Sie regen sich auf, weinen, lachen oder ein ganz eigener Ausdruck ihrer Emotionen wird sichtbar. Im nächsten Moment vergessen sie…
Und so durchleben sie manche Geschichten mehrmals oder manche auch das letzte Mal… oft unvollständig.
Aber sie lassen jedes Mal ihren Gefühlen freien Lauf und transportieren diese ehrlich weiter.
Sie müssen sich nicht mehr verstellen.
Sie haben vergessen, wie das geht.
„Ich weiß gar nicht was die schon wieder will…im Alter werden sie alle komisch…je oller, desto doller…jetzt reiß dich doch mal zusammen…
ich erkenne dich gar nicht mehr…“
Jeder der in der Mitte seines Lebens angekommen ist und sich in einer Zeit befindet wo die Eltern oder ein Elternteil noch Teil seines Lebens ist…hat diese oder ähnliche Worte schon benutzt.

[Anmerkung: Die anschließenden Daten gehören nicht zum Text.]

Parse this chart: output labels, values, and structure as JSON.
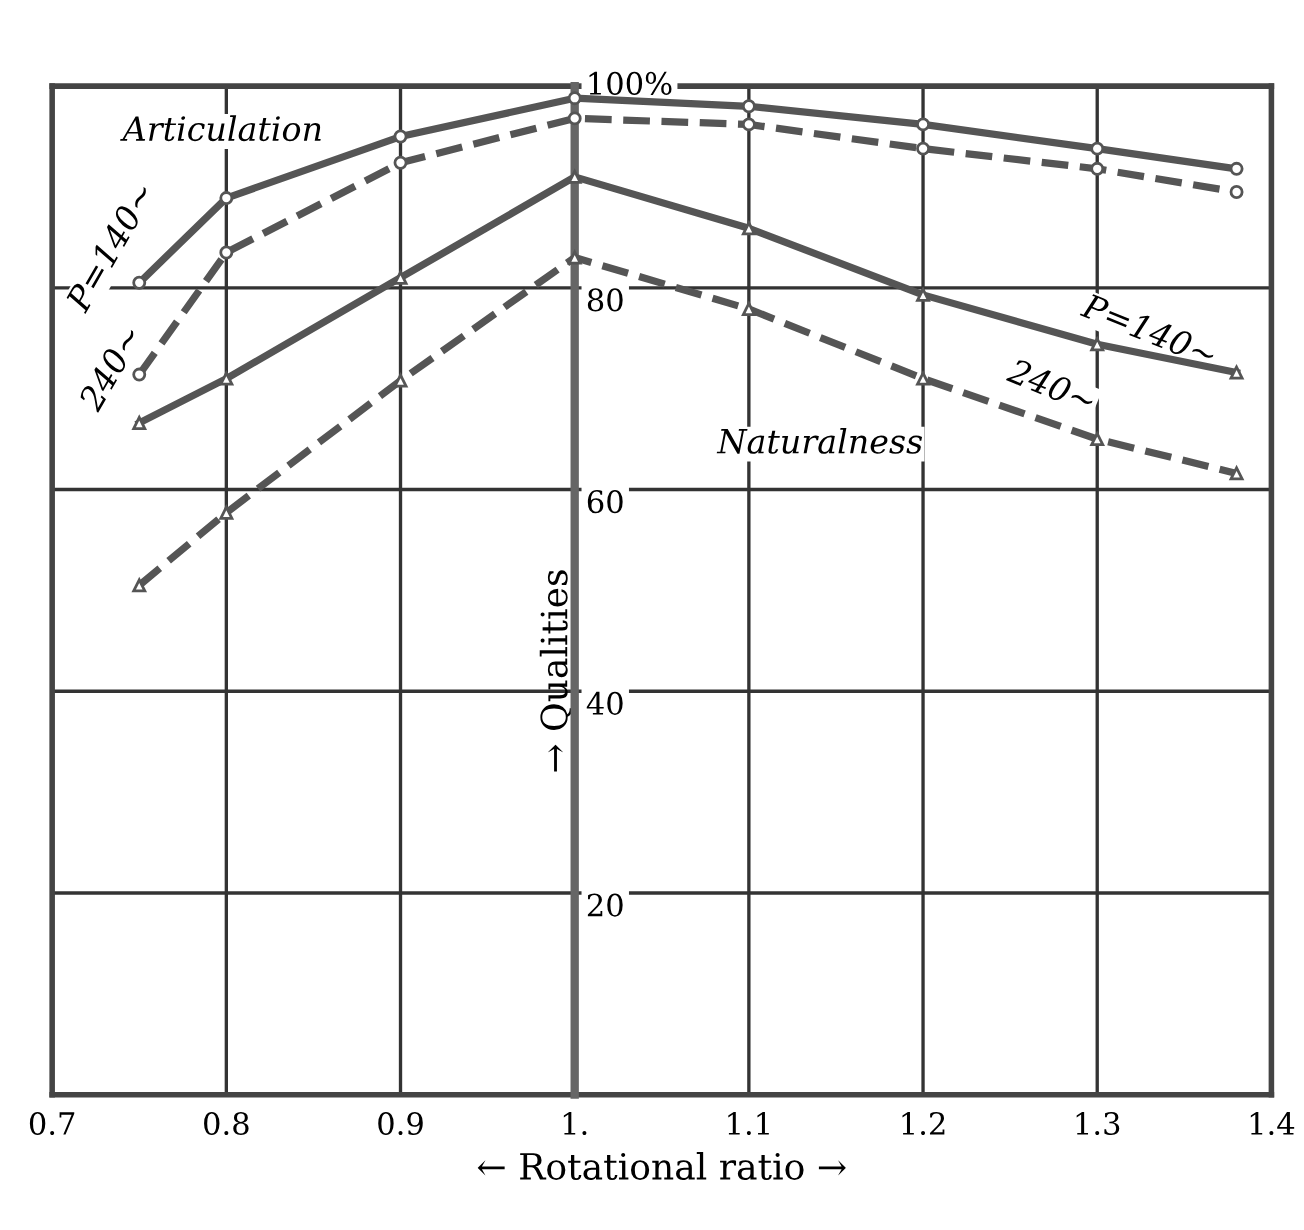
{
  "chart_data": {
    "type": "line",
    "xlabel": "← Rotational ratio →",
    "ylabel": "→ Qualities",
    "x": [
      0.75,
      0.8,
      0.9,
      1.0,
      1.1,
      1.2,
      1.3,
      1.38
    ],
    "series": [
      {
        "color": "#555555",
        "line_style": "solid",
        "marker": "circle",
        "values": [
          80.5,
          88.9,
          95,
          98.8,
          98,
          96.2,
          93.8,
          91.8
        ]
      },
      {
        "color": "#555555",
        "line_style": "dashed",
        "marker": "circle",
        "values": [
          71.4,
          83.5,
          92.4,
          96.8,
          96.2,
          93.8,
          91.8,
          89.5
        ]
      },
      {
        "color": "#555555",
        "line_style": "solid",
        "marker": "triangle",
        "values": [
          66.6,
          71,
          81,
          91,
          85.9,
          79.3,
          74.4,
          71.6
        ]
      },
      {
        "color": "#555555",
        "line_style": "dashed",
        "marker": "triangle",
        "values": [
          50.5,
          57.7,
          70.8,
          83,
          77.9,
          71,
          65,
          61.6
        ]
      }
    ],
    "xlim": [
      0.7,
      1.4
    ],
    "ylim": [
      0,
      100
    ],
    "xticks": [
      0.7,
      0.8,
      0.9,
      {
        "value": 1.0,
        "label": "1."
      },
      1.1,
      1.2,
      1.3,
      1.4
    ],
    "yticks": [
      20,
      40,
      60,
      80,
      {
        "value": 100,
        "label": "100%"
      }
    ],
    "grid": true,
    "annotations": [
      "Articulation",
      "P=140~",
      "240~",
      "Naturalness",
      "P=140~",
      "240~"
    ]
  }
}
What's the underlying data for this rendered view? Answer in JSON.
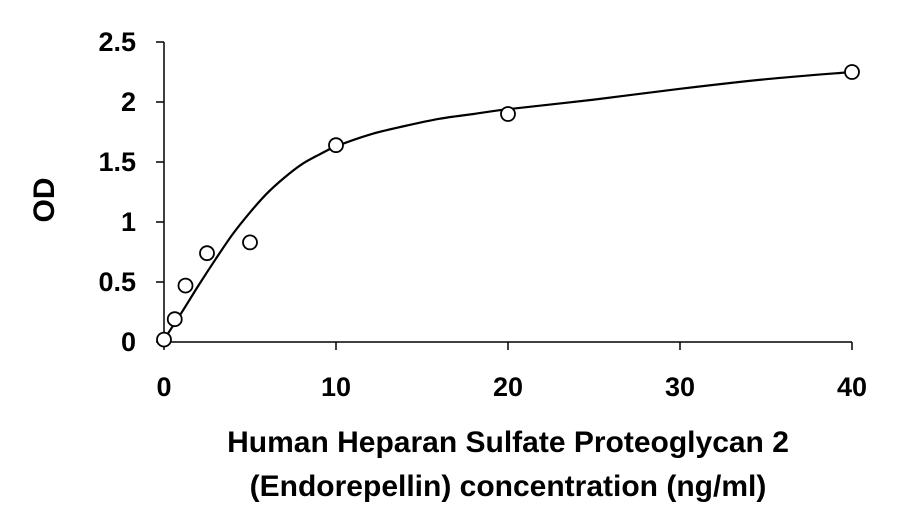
{
  "chart_data": {
    "type": "scatter",
    "title": "",
    "xlabel_lines": [
      "Human Heparan Sulfate Proteoglycan 2",
      "(Endorepellin) concentration (ng/ml)"
    ],
    "ylabel": "OD",
    "xlim": [
      0,
      40
    ],
    "ylim": [
      0,
      2.5
    ],
    "x_ticks": [
      0,
      10,
      20,
      30,
      40
    ],
    "x_tick_labels": [
      "0",
      "10",
      "20",
      "30",
      "40"
    ],
    "y_ticks": [
      0,
      0.5,
      1,
      1.5,
      2,
      2.5
    ],
    "y_tick_labels": [
      "0",
      "0.5",
      "1",
      "1.5",
      "2",
      "2.5"
    ],
    "grid": false,
    "legend": "none",
    "series": [
      {
        "marker": "open-circle",
        "x": [
          0,
          0.625,
          1.25,
          2.5,
          5,
          10,
          20,
          40
        ],
        "y": [
          0.02,
          0.19,
          0.47,
          0.74,
          0.83,
          1.64,
          1.9,
          2.25
        ]
      }
    ],
    "fit_curve": {
      "style": "smooth-line",
      "x": [
        0,
        1,
        2,
        3,
        4,
        5,
        6,
        7,
        8,
        9,
        10,
        12,
        14,
        16,
        18,
        20,
        25,
        30,
        35,
        40
      ],
      "y": [
        0.02,
        0.24,
        0.47,
        0.69,
        0.9,
        1.08,
        1.24,
        1.37,
        1.48,
        1.56,
        1.63,
        1.73,
        1.8,
        1.86,
        1.9,
        1.94,
        2.02,
        2.11,
        2.19,
        2.25
      ]
    },
    "colors": {
      "line": "#000000",
      "marker_fill": "#ffffff",
      "text": "#000000"
    }
  }
}
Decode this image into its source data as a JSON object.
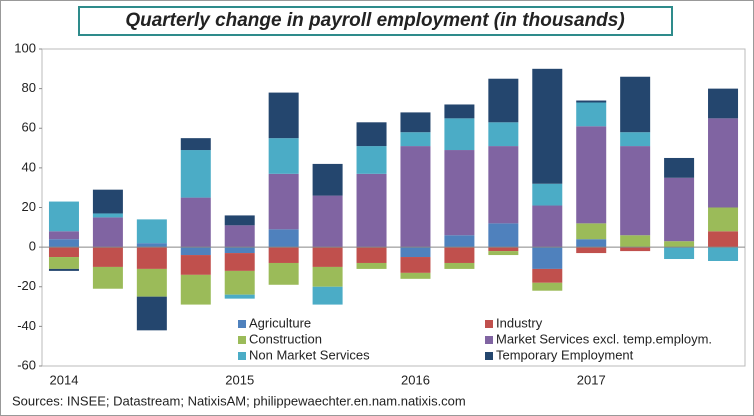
{
  "chart_data": {
    "type": "stacked-bar",
    "title": "Quarterly change in payroll employment (in thousands)",
    "source": "Sources: INSEE; Datastream; NatixisAM; philippewaechter.en.nam.natixis.com",
    "categories": [
      "2014",
      null,
      null,
      null,
      "2015",
      null,
      null,
      null,
      "2016",
      null,
      null,
      null,
      "2017",
      null,
      null,
      null
    ],
    "series": [
      {
        "name": "Agriculture",
        "color": "#4f81bd",
        "values": [
          4,
          0,
          2,
          -4,
          -3,
          9,
          0,
          0,
          -5,
          6,
          12,
          -11,
          4,
          0,
          0,
          0
        ]
      },
      {
        "name": "Industry",
        "color": "#c0504d",
        "values": [
          -5,
          -10,
          -11,
          -10,
          -9,
          -8,
          -10,
          -8,
          -8,
          -8,
          -2,
          -7,
          -3,
          -2,
          0,
          8
        ]
      },
      {
        "name": "Construction",
        "color": "#9bbb59",
        "values": [
          -6,
          -11,
          -14,
          -15,
          -12,
          -11,
          -10,
          -3,
          -3,
          -3,
          -2,
          -4,
          8,
          6,
          3,
          12
        ]
      },
      {
        "name": "Market Services excl. temp.employm.",
        "color": "#8064a2",
        "values": [
          4,
          15,
          0,
          25,
          11,
          28,
          26,
          37,
          51,
          43,
          39,
          21,
          49,
          45,
          32,
          45
        ]
      },
      {
        "name": "Non Market Services",
        "color": "#4bacc6",
        "values": [
          15,
          2,
          12,
          24,
          -2,
          18,
          -9,
          14,
          7,
          16,
          12,
          11,
          12,
          7,
          -6,
          -7
        ]
      },
      {
        "name": "Temporary Employment",
        "color": "#24466e",
        "values": [
          -1,
          12,
          -17,
          6,
          5,
          23,
          16,
          12,
          10,
          7,
          22,
          58,
          1,
          28,
          10,
          15
        ]
      }
    ],
    "ylim": [
      -60,
      100
    ],
    "yticks": [
      -60,
      -40,
      -20,
      0,
      20,
      40,
      60,
      80,
      100
    ]
  }
}
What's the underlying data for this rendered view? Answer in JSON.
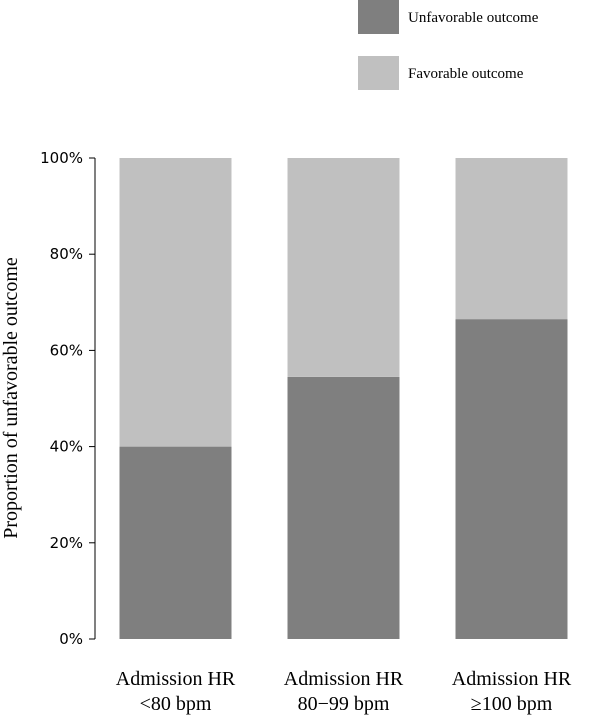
{
  "chart_data": {
    "type": "bar",
    "stacked": true,
    "categories": [
      [
        "Admission HR",
        "<80 bpm"
      ],
      [
        "Admission HR",
        "80−99 bpm"
      ],
      [
        "Admission HR",
        "≥100 bpm"
      ]
    ],
    "series": [
      {
        "name": "Unfavorable outcome",
        "color": "#7f7f7f",
        "values": [
          40,
          54.5,
          66.5
        ]
      },
      {
        "name": "Favorable outcome",
        "color": "#c0c0c0",
        "values": [
          60,
          45.5,
          33.5
        ]
      }
    ],
    "ylabel": "Proportion of unfavorable outcome",
    "ylim": [
      0,
      100
    ],
    "yticks": [
      "0%",
      "20%",
      "40%",
      "60%",
      "80%",
      "100%"
    ],
    "grid": false,
    "legend_position": "top-right"
  }
}
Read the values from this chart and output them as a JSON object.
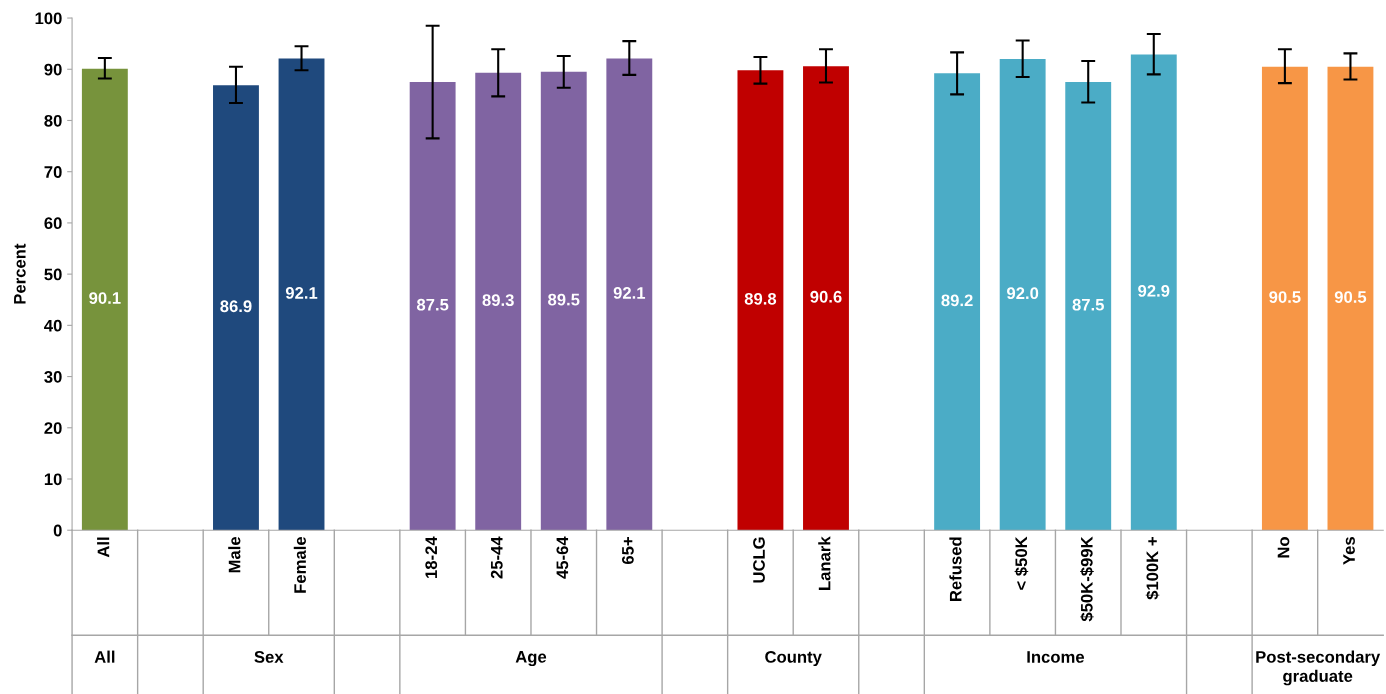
{
  "chart_data": {
    "type": "bar",
    "ylabel": "Percent",
    "categories": [
      "All",
      null,
      "Male",
      "Female",
      null,
      "18-24",
      "25-44",
      "45-64",
      "65+",
      null,
      "UCLG",
      "Lanark",
      null,
      "Refused",
      "< $50K",
      "$50K-$99K",
      "$100K +",
      null,
      "No",
      "Yes"
    ],
    "values": [
      90.1,
      null,
      86.9,
      92.1,
      null,
      87.5,
      89.3,
      89.5,
      92.1,
      null,
      89.8,
      90.6,
      null,
      89.2,
      92.0,
      87.5,
      92.9,
      null,
      90.5,
      90.5
    ],
    "colors": [
      "#77933c",
      null,
      "#1f497d",
      "#1f497d",
      null,
      "#8064a2",
      "#8064a2",
      "#8064a2",
      "#8064a2",
      null,
      "#c00000",
      "#c00000",
      null,
      "#4bacc6",
      "#4bacc6",
      "#4bacc6",
      "#4bacc6",
      null,
      "#f79646",
      "#f79646"
    ],
    "errors": [
      [
        88.2,
        92.2
      ],
      null,
      [
        83.4,
        90.5
      ],
      [
        89.8,
        94.5
      ],
      null,
      [
        76.5,
        98.5
      ],
      [
        84.7,
        93.9
      ],
      [
        86.4,
        92.6
      ],
      [
        88.9,
        95.5
      ],
      null,
      [
        87.2,
        92.4
      ],
      [
        87.4,
        93.9
      ],
      null,
      [
        85.1,
        93.3
      ],
      [
        88.5,
        95.6
      ],
      [
        83.5,
        91.6
      ],
      [
        89.0,
        96.9
      ],
      null,
      [
        87.3,
        93.9
      ],
      [
        88.0,
        93.1
      ]
    ],
    "value_labels": [
      "90.1",
      null,
      "86.9",
      "92.1",
      null,
      "87.5",
      "89.3",
      "89.5",
      "92.1",
      null,
      "89.8",
      "90.6",
      null,
      "89.2",
      "92.0",
      "87.5",
      "92.9",
      null,
      "90.5",
      "90.5"
    ],
    "annotations": [
      "All",
      "Sex",
      "Age",
      "County",
      "Income",
      "Post-secondary\ngraduate"
    ],
    "ylim": [
      0,
      100
    ],
    "yticks": [
      0,
      10,
      20,
      30,
      40,
      50,
      60,
      70,
      80,
      90,
      100
    ],
    "grid": false,
    "legend": false
  }
}
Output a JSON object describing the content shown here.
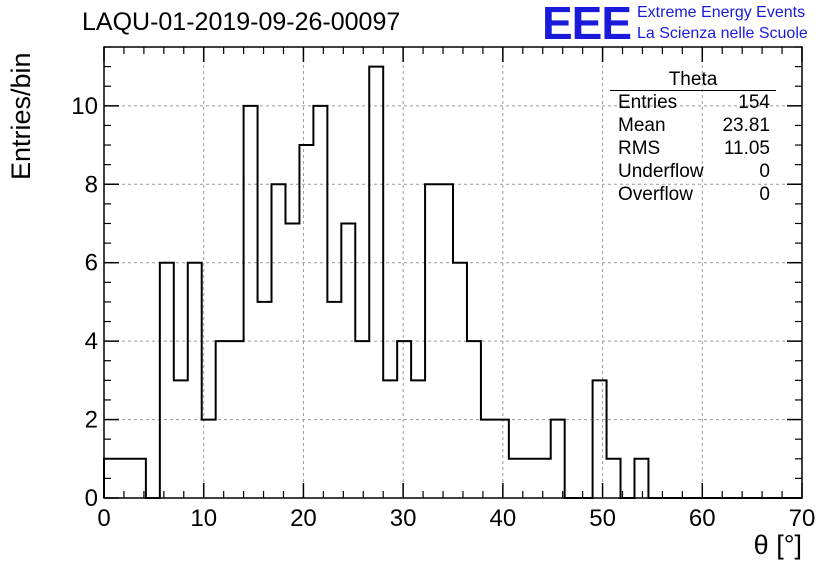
{
  "run_title": "LAQU-01-2019-09-26-00097",
  "logo": {
    "mark": "EEE",
    "line1": "Extreme Energy Events",
    "line2": "La Scienza nelle Scuole",
    "color": "#1a1adb"
  },
  "stats": {
    "title": "Theta",
    "rows": [
      {
        "label": "Entries",
        "value": "154"
      },
      {
        "label": "Mean",
        "value": "23.81"
      },
      {
        "label": "RMS",
        "value": "11.05"
      },
      {
        "label": "Underflow",
        "value": "0"
      },
      {
        "label": "Overflow",
        "value": "0"
      }
    ]
  },
  "chart_data": {
    "type": "histogram",
    "title": "LAQU-01-2019-09-26-00097",
    "xlabel": "θ [°]",
    "ylabel": "Entries/bin",
    "xlim": [
      0,
      70
    ],
    "ylim": [
      0,
      11.5
    ],
    "grid": true,
    "bin_width": 1.4,
    "bin_start": 0,
    "values": [
      1,
      1,
      1,
      0,
      6,
      3,
      6,
      2,
      4,
      4,
      10,
      5,
      8,
      7,
      9,
      10,
      5,
      7,
      4,
      11,
      3,
      4,
      3,
      8,
      8,
      6,
      4,
      2,
      2,
      1,
      1,
      1,
      2,
      0,
      0,
      3,
      1,
      0,
      1,
      0,
      0,
      0,
      0,
      0,
      0,
      0,
      0,
      0,
      0,
      0
    ],
    "xticks": [
      0,
      10,
      20,
      30,
      40,
      50,
      60,
      70
    ],
    "yticks": [
      0,
      2,
      4,
      6,
      8,
      10
    ]
  }
}
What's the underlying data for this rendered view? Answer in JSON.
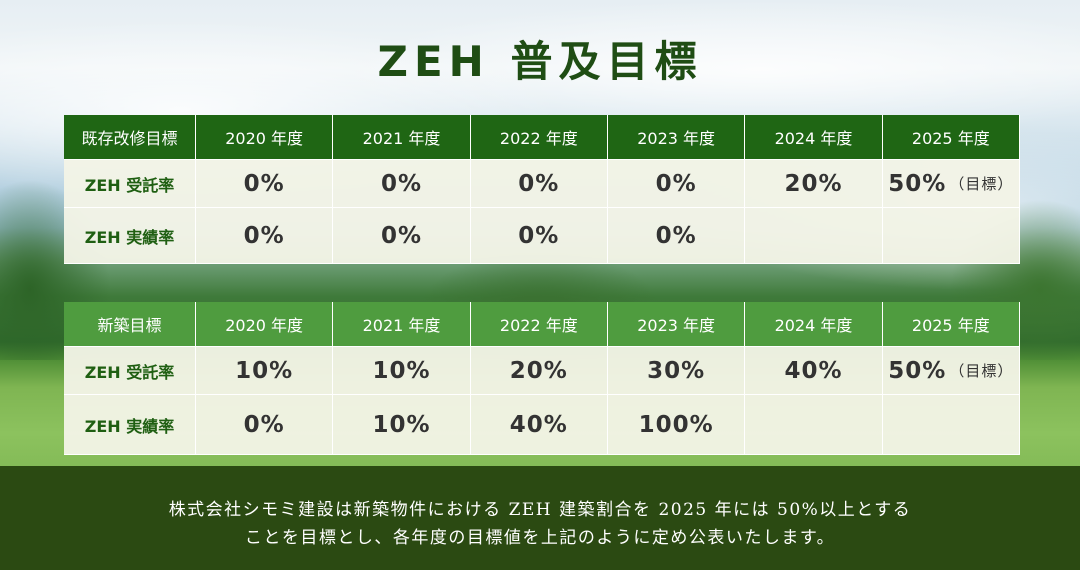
{
  "title": "ZEH 普及目標",
  "table_existing": {
    "label": "既存改修目標",
    "years": [
      "2020 年度",
      "2021 年度",
      "2022 年度",
      "2023 年度",
      "2024 年度",
      "2025 年度"
    ],
    "rows": [
      {
        "label": "ZEH 受託率",
        "values": [
          "0%",
          "0%",
          "0%",
          "0%",
          "20%",
          "50%"
        ]
      },
      {
        "label": "ZEH 実績率",
        "values": [
          "0%",
          "0%",
          "0%",
          "0%",
          "",
          ""
        ]
      }
    ]
  },
  "table_new": {
    "label": "新築目標",
    "years": [
      "2020 年度",
      "2021 年度",
      "2022 年度",
      "2023 年度",
      "2024 年度",
      "2025 年度"
    ],
    "rows": [
      {
        "label": "ZEH 受託率",
        "values": [
          "10%",
          "10%",
          "20%",
          "30%",
          "40%",
          "50%"
        ]
      },
      {
        "label": "ZEH 実績率",
        "values": [
          "0%",
          "10%",
          "40%",
          "100%",
          "",
          ""
        ]
      }
    ]
  },
  "target_tag": "（目標）",
  "footer": {
    "line1": "株式会社シモミ建設は新築物件における ZEH 建築割合を 2025 年には 50%以上とする",
    "line2": "ことを目標とし、各年度の目標値を上記のように定め公表いたします。"
  }
}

Da Bild, was wir von unseren Eltern haben, bröckelt und wir empfinden das als große Veränderung, suchen nach Erklärungen und vergessen dabei, dass wir wohl auch eines Tages an diesem Tag ankommen werden.
„Diese Seite kannte ich noch gar nicht von meinen Eltern…das haben die noch nie gemacht…“
Mit Demenz im Alter zeigen wir unser wahres Gesicht, hören auf uns zu verstecken, die heile Welt, die man jahrelang versucht hat, aufrecht zu erhalten und in die viel Lebensenergie geflossen ist…verschwindet.
Unterhält man sich mit unseren Bewohnern und hört Ihnen zu… beobachtet sie, dann weiß man genau, wer ein für sich zufriedenes Leben geführt hat und wer nicht.
Wer glücklich ist und wer nicht.
Aber eins haben sie alle gemeinsam.
Sie drücken das aus was sie empfinden.
Sie sind ehrlich, auch wenn sie nicht immer die passenden Worte finden. Und desto besser wir uns einander kennen, umso besser verstehen wir den anderen.